Is it worth imagining how Hollywood might have evolved without the influx of European immigrants in the 1930s? German expressionism might still have leaked into the mainstream, but the fecund omni-genre that was film noir would surely never have gripped so tightly. Robert Siodmak does not have the marquee status of Fritz Lang.
Nonetheless, connoisseurs celebrate the Dresden-born director – who worked often with his younger brother Curt – for delivering some of Hollywood's most delightfully dark entertainments.

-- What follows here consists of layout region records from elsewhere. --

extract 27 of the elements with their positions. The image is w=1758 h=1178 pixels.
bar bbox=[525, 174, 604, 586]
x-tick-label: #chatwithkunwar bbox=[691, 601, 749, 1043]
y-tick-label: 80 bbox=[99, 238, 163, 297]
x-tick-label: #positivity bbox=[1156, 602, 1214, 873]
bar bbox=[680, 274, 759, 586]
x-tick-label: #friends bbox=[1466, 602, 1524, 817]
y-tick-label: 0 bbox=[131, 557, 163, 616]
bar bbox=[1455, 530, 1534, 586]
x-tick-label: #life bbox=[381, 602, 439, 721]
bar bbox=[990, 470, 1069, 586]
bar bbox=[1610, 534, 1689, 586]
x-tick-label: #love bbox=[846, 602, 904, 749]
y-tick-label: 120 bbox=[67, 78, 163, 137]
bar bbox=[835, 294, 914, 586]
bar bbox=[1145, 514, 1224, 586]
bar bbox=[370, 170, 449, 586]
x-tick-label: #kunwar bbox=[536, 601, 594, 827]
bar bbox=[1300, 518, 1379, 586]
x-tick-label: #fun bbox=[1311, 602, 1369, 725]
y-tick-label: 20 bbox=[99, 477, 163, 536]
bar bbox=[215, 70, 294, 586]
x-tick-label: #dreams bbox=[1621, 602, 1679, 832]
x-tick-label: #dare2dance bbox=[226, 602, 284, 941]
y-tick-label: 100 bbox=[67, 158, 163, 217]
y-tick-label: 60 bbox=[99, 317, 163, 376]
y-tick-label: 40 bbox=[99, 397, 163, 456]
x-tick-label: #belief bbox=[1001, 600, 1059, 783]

The Spiral Staircase (a horror melodrama) and The Killers (a key text in the noir genre) survive endless revivals with reputations enhanced.

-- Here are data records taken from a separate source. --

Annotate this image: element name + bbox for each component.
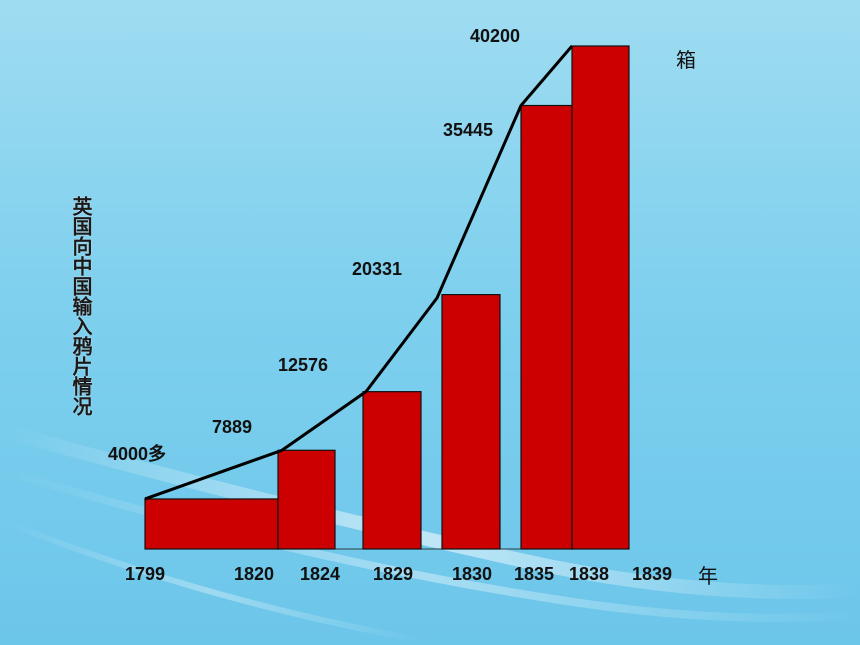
trend-line [144, 45, 574, 501]
x-tick-1830: 1830 [452, 564, 492, 584]
data-label-2: 12576 [278, 355, 328, 375]
data-label-1: 7889 [212, 417, 252, 437]
x-tick-1799: 1799 [125, 564, 165, 584]
bar-35445 [520, 104, 573, 550]
bar-4000多 [144, 498, 279, 550]
data-label-4: 35445 [443, 120, 493, 140]
data-label-3: 20331 [352, 259, 402, 279]
x-unit-label: 年 [698, 564, 718, 588]
bar-40200 [571, 45, 630, 550]
y-axis-label: 英国向中国输入鸦片情况 [69, 196, 93, 416]
x-tick-1838: 1838 [569, 564, 609, 584]
bar-12576 [362, 391, 422, 550]
x-tick-1820: 1820 [234, 564, 274, 584]
x-tick-1829: 1829 [373, 564, 413, 584]
x-tick-1824: 1824 [300, 564, 340, 584]
data-label-0: 4000多 [108, 443, 166, 464]
y-unit-label: 箱 [676, 48, 696, 72]
bar-20331 [441, 294, 501, 550]
x-tick-1835: 1835 [514, 564, 554, 584]
bar-7889 [277, 449, 336, 550]
x-tick-1839: 1839 [632, 564, 672, 584]
data-label-5: 40200 [470, 26, 520, 46]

Cry of the City, adapted in 1948 from Henry Edward Helseth's The Chair for Martin Rome, is less well known, but it proves worthy of rediscovery. This is the old story about the cop and the villain who, having grown up in the same neighbourhood, find themselves crossing swords as morose adults.
The reliably crumpled Victor Mature plays Lieut Candella. Richard Conte, the great Italian-American heavy, is Marty Rome, the murderer who expects his old pal to help him out. At first Candella is compromised, but Marty’s increasing psychopathy eventually focuses the cop’s mind.

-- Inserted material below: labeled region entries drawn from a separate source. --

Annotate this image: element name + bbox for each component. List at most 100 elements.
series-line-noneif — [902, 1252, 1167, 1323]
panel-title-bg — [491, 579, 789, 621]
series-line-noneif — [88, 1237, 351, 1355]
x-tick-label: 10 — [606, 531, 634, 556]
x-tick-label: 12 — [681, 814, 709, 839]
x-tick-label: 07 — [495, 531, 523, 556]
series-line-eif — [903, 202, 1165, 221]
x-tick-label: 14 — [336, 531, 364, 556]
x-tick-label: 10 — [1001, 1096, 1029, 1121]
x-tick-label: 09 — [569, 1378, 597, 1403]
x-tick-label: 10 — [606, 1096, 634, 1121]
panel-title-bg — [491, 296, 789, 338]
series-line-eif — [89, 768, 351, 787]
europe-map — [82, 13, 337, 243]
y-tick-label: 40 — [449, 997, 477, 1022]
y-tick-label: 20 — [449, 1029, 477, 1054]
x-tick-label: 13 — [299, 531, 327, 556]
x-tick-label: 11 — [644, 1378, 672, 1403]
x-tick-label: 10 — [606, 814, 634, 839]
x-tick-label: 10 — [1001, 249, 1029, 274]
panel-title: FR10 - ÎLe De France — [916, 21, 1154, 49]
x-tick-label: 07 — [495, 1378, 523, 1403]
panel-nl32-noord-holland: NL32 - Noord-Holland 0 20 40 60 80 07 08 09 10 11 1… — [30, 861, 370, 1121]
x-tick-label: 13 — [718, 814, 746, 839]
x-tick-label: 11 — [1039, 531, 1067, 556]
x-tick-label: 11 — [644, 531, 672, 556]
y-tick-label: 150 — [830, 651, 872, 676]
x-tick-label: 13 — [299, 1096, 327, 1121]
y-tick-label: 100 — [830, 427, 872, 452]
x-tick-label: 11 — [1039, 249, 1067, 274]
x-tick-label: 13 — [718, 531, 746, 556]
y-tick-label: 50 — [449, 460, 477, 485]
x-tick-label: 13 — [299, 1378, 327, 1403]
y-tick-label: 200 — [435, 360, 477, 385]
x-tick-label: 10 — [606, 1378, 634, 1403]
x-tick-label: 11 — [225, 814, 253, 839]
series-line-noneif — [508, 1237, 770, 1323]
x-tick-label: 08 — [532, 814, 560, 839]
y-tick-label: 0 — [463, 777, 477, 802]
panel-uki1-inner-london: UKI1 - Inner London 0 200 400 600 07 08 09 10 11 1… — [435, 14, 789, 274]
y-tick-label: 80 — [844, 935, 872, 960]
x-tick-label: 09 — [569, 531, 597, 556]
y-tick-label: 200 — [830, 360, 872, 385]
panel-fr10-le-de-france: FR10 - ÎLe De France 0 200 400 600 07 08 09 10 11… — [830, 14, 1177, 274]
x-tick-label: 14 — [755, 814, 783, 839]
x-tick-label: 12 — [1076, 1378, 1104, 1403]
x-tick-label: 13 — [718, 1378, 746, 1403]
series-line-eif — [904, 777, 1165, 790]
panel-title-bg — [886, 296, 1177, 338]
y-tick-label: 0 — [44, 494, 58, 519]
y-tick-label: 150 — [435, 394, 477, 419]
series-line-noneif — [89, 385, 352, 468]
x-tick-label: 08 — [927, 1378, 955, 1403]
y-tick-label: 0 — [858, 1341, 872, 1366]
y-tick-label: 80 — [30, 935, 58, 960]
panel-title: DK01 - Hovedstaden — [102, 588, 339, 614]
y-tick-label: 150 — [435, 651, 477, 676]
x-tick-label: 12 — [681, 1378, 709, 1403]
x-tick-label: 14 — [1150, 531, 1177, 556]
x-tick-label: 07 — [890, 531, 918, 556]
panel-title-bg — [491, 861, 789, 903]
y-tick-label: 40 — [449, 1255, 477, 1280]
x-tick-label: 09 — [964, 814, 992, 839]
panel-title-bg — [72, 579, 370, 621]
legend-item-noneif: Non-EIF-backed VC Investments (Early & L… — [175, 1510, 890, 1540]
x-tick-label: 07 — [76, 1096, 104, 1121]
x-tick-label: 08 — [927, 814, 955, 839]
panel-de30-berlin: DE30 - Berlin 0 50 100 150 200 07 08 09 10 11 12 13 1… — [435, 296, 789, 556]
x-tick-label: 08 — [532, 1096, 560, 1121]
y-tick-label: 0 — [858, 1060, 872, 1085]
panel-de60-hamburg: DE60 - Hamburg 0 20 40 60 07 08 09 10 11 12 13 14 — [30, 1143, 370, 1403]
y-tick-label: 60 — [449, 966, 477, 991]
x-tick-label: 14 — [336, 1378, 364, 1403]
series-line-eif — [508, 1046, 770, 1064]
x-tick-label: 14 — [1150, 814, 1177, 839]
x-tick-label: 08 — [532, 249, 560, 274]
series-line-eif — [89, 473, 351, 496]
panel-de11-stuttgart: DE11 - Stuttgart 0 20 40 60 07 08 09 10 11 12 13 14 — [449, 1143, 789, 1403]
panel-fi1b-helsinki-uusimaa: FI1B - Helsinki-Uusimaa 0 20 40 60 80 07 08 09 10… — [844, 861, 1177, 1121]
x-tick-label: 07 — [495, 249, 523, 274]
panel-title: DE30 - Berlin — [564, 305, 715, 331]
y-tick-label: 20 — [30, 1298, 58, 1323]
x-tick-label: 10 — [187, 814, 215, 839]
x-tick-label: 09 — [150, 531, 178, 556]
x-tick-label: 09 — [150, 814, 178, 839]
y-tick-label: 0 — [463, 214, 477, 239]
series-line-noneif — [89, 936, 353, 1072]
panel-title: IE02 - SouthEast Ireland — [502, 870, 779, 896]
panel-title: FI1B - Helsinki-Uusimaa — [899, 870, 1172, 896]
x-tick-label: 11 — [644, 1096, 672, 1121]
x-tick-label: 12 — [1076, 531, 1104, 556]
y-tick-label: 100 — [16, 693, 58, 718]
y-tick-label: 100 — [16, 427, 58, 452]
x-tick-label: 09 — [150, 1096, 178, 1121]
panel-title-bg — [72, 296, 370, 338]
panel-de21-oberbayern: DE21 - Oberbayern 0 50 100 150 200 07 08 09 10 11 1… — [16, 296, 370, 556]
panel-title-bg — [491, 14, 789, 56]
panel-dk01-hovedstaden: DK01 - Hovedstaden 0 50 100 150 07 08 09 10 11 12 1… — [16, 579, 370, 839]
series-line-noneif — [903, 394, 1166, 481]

There are all sorts of familiar tropes floating about. Happily, Siodmak’s sympathy for the outsider and his gift for location shooting kick the film out of the ordinary. This is among a relatively small selection of contemporaneous Hollywood thrillers that allow the streets of New York to look like (and often play) themselves.
Keep eyes peeled for a terrific cameo from Hope Emerson as a weighty, possibly sadistic masseuse.